More information is available in the individual tools' documentation. This is a summary of the options visible to users through CoGe.

Trim Galore!

  • -q: trim low quality (phred score) nucleotide calls from end of reads prior to adapter removal (default: 20)
  • --length: remove reads shorter than indicated length after all other trimming is complete (default: 20)
  • -a: override automatic adapter sequence detection with a nucleotide string (default: off)

Bismark

  • -N: number of mismatches allowed in Bowtie2 alignment seed region (default: 0, only 0 or 1 allowed)
  • -L: seed length for Bowtie2 alignment (default: 20)

bismark_methylation_extractor

  • --ignore: ignore bisulfite mismatches within this many nucleotides of the 5' end of a read (or read 1 of paired end data) (default: 0)
  • --ignore_3prime: ignore bisulfite mismatches within this many nucleotides of the 3' end of a read (or read 1 of paired end data) (default: 0)
  • --ignore_r2: ignore bisulfite mismatches within this many nucleotides of the 5' end of a read of read 2 of paired end data (default: 0)
  • --ignore_3prime_r2: ignore bisulfite mismatches within this many nucleotides of the 3' end of a read of read 2 of paired end data (default: 0)
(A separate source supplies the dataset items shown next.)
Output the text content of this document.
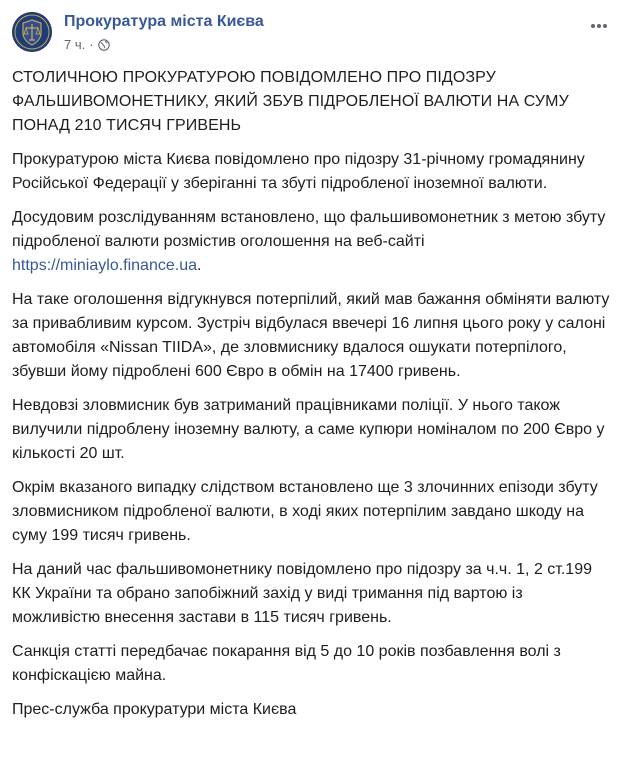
Прокуратура міста Києва
7 ч. ·

СТОЛИЧНОЮ ПРОКУРАТУРОЮ ПОВІДОМЛЕНО ПРО ПІДОЗРУ ФАЛЬШИВОМОНЕТНИКУ, ЯКИЙ ЗБУВ ПІДРОБЛЕНОЇ ВАЛЮТИ НА СУМУ ПОНАД 210 ТИСЯЧ ГРИВЕНЬ

Прокуратурою міста Києва повідомлено про підозру 31-річному громадянину Російської Федерації у зберіганні та збуті підробленої іноземної валюти.

Досудовим розслідуванням встановлено, що фальшивомонетник з метою збуту підробленої валюти розмістив оголошення на веб-сайті https://miniaylo.finance.ua.

На таке оголошення відгукнувся потерпілий, який мав бажання обміняти валюту за привабливим курсом. Зустріч відбулася ввечері 16 липня цього року у салоні автомобіля «Nissan TIIDA», де зловмиснику вдалося ошукати потерпілого, збувши йому підроблені 600 Євро в обмін на 17400 гривень.

Невдовзі зловмисник був затриманий працівниками поліції. У нього також вилучили підроблену іноземну валюту, а саме купюри номіналом по 200 Євро у кількості 20 шт.

Окрім вказаного випадку слідством встановлено ще 3 злочинних епізоди збуту зловмисником підробленої валюти, в ході яких потерпілим завдано шкоду на суму 199 тисяч гривень.

На даний час фальшивомонетнику повідомлено про підозру за ч.ч. 1, 2 ст.199 КК України та обрано запобіжний захід у виді тримання під вартою із можливістю внесення застави в 115 тисяч гривень.

Санкція статті передбачає покарання від 5 до 10 років позбавлення волі з конфіскацією майна.

Прес-служба прокуратури міста Києва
These options are useful to remove methylation bias at the end of reads if necessary.

PileOMeth

  • --OT: inclusion regions for reads corresponding to the original top strand. Format A,B,C,D means include calls from position A to B on read 1 and C to D on read 2. (default: 0,0,0,0 - whole read)
  • --OB: inclusion regions for reads corresponding to the original bottom strand. Format A,B,C,D means include calls from position A to B on read 1 and C to D on read 2. (default: 0,0,0,0 - whole read)

These options are useful to remove methylation bias at the end of reads if necessary.

Deduplicate: Run bismark_deduplicate (Bismark pipeline) or picard tools (bwameth pipeline) to remove PCR duplicates. (default: off, but should be used in most cases)

Minimum Coverage: Minimum read depth to report methylation percentage and visualize. (default: 5, this should be a sane number for most applications but it's up to the user)

Output Files

In addition to direct visualization files are downloadable to enable downstream analyses (differentially methylated region detection, etc.). Exact format TBD.